21 thoughts on “Into the Woods

  1. I always feel so much better to know that other people create a ‘mess’ when they work.

    I love the fact that Jack just chills in his basket, though if the piles get too high and look like teetering over you both might want to consider a canine tin hat! Health and safety and all that!

    • The only thing about the mess that bothers me is that I spend inordinate amounts of time looking for things that have vanished under layers of it. Or I forget about things already done and set aside, and then re-do them. I can end up going to the craft shop in Aber and purchasing yet another scalpel and blades (what do the shopkeepers think that I do with them?) because I can’t find any of the six I already own amid the confusion of my work space. I put things down absentmindedly as I’m working… steel-measure, Stanley-knife, the single, just-sharpened pencil of exactly the right hardness, spectacles… and then in the scrabble for the treasured sheet of monoprinted collage-paper that looks uncannily like the pelt of an ocelot, everything shifts and vanishes. Subterranean fissures open and snatch at items, rolling them into their depths and spiriting them away. Sometimes I think holes in time open up beneath the drift of papers. Frameless spectacles become invisible when put down amid all this eye-bewildering camouflage. I’ve mislaid multiple pairs of them at a time, so that when they re-emerge during one of my infrequent clean-ups, any joy at their discovery is tempered by the doomy realisation that my vision has changed in the interim, and I’ll need an eye-test and a new prescription.

      The plus side is that when all this archaeology gets one of its infrequent excavations, I discover both longed-for and forgotten treasures and no end of tasty little drawings to be filed away for later perusal and use. I once discovered a paperback novel, splayed open like a Lepidoptera specimen at the point I’d set it down after a coffee-break, and thereafter forgotten to the point that when I found it again I had no recollection of having ever started it.

      I won’t even begin telling you about the floor and what lurks there. The fact is that I don’t know, but when I make even micro-forays, I unearth wonders. Just last week, two Czech clockwork pecking hens in brightly lithographed tin that I swear I last saw when we packed up our home in Cardiff over a decade ago and moved to this house. How the hell did they get to be on the studio floor here, un-boxed and looking for all the world as though they’ve been wandering around having an unseen life beneath the shifting piles of drawings and loose papers? Go figure!

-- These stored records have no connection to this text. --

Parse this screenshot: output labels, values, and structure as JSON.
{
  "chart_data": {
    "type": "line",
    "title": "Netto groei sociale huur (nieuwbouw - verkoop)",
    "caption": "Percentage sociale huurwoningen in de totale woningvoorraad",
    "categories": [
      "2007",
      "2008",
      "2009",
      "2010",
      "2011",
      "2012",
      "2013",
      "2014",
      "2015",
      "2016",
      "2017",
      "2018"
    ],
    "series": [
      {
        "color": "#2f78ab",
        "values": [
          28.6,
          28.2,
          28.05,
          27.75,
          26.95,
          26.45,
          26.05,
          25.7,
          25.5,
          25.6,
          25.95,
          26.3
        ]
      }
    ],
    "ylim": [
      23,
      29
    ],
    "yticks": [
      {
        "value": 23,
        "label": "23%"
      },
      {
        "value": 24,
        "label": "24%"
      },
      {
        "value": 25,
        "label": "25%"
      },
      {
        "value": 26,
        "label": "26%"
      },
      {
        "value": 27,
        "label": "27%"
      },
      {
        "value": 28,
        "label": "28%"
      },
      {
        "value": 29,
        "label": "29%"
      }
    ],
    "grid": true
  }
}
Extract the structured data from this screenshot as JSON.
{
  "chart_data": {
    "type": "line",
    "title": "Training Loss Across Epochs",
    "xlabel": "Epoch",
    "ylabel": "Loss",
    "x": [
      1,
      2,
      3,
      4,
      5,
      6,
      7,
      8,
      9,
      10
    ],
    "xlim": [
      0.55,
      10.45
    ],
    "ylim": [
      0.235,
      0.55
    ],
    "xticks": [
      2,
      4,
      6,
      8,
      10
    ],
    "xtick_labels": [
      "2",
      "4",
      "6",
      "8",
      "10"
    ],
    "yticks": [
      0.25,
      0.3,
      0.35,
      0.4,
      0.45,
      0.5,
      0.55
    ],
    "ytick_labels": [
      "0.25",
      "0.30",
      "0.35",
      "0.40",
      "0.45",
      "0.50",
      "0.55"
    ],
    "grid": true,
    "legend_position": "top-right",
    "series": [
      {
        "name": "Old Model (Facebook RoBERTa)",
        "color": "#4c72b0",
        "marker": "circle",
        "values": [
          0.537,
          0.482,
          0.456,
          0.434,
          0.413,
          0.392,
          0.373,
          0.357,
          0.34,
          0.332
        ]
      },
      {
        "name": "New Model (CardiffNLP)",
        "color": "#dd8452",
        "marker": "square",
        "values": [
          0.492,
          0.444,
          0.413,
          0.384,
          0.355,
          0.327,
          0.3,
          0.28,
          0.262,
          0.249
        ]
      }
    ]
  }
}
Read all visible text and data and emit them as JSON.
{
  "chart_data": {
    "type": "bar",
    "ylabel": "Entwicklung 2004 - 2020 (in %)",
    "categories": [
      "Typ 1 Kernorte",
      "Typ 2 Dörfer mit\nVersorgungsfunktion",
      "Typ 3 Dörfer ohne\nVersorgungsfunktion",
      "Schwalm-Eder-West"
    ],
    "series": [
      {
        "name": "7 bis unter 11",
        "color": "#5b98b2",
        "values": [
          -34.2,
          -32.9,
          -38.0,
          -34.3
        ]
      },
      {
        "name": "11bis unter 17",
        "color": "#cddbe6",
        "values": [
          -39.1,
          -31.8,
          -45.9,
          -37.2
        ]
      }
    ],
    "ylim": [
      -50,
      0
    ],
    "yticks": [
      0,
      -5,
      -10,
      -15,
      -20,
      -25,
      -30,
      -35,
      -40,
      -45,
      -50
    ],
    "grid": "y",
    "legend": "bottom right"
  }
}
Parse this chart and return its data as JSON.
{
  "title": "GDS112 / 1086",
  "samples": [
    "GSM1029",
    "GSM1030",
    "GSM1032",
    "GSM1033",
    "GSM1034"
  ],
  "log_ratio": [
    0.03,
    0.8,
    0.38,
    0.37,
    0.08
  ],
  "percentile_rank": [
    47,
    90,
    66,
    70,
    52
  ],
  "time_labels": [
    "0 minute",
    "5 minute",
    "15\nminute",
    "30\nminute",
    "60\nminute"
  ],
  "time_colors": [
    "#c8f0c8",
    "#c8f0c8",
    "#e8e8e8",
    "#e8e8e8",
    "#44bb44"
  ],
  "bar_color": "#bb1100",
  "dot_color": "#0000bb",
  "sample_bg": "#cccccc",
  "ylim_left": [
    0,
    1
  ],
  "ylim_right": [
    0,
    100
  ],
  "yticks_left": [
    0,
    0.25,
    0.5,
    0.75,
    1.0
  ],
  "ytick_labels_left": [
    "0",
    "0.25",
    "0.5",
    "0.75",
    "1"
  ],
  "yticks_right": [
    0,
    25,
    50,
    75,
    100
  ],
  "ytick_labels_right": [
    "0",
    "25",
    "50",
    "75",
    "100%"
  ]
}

      I haven’t yet lost Jack under all this muddle. Being ambulatory, he finds his way around, under and out of it!

  2. Well, all I have to say is that in that case, you are a very clever old dog! I expect the wind is blowing through Ty Isaf, but up in your eyrie, all is peaceful and busy.

    Long may the clever dogs play!

  3. Those drawings covered with tracing paper are sooo exciting and tanatalising; even through their misty translucent coverings the energy of the drawings crackles through. CAN’T. WAIT!

  4. I enjoy reading about the process and journey so much. Stepping through piles of work seemingly disorganised to others… though really it’s organised chaos… is something I can totally relate to. I love it when a creative idea finally comes together. I love that aspect of making a performance through songs, when you have a germ of an idea, you pick and choose, you rearrange and suddenly, when the format is right, you instinctively know it! (And vice versa, hopefully before presenting to an audience, not during!)

    • Lyn, I’ve always thought that for me the art of making images equates with what I once used to do in the theatre. The meticulous piecing together of creative elements, with the all of them having to fit snugly to become a ‘whole’ thing, is common to the two disciplines. And yes, the ‘illuminated moment’, too, is a part of the process. I always have an unease when something is wrong. I can’t always place it, but have to continue pushing and stretching and examining until the flaw makes itself visible, and I can re-make. Same with a stage as with an easel. I stand and ponder and rub my chin and look and look and look. And when the looking is done and I’m satisfied, the play… or the painting… is done!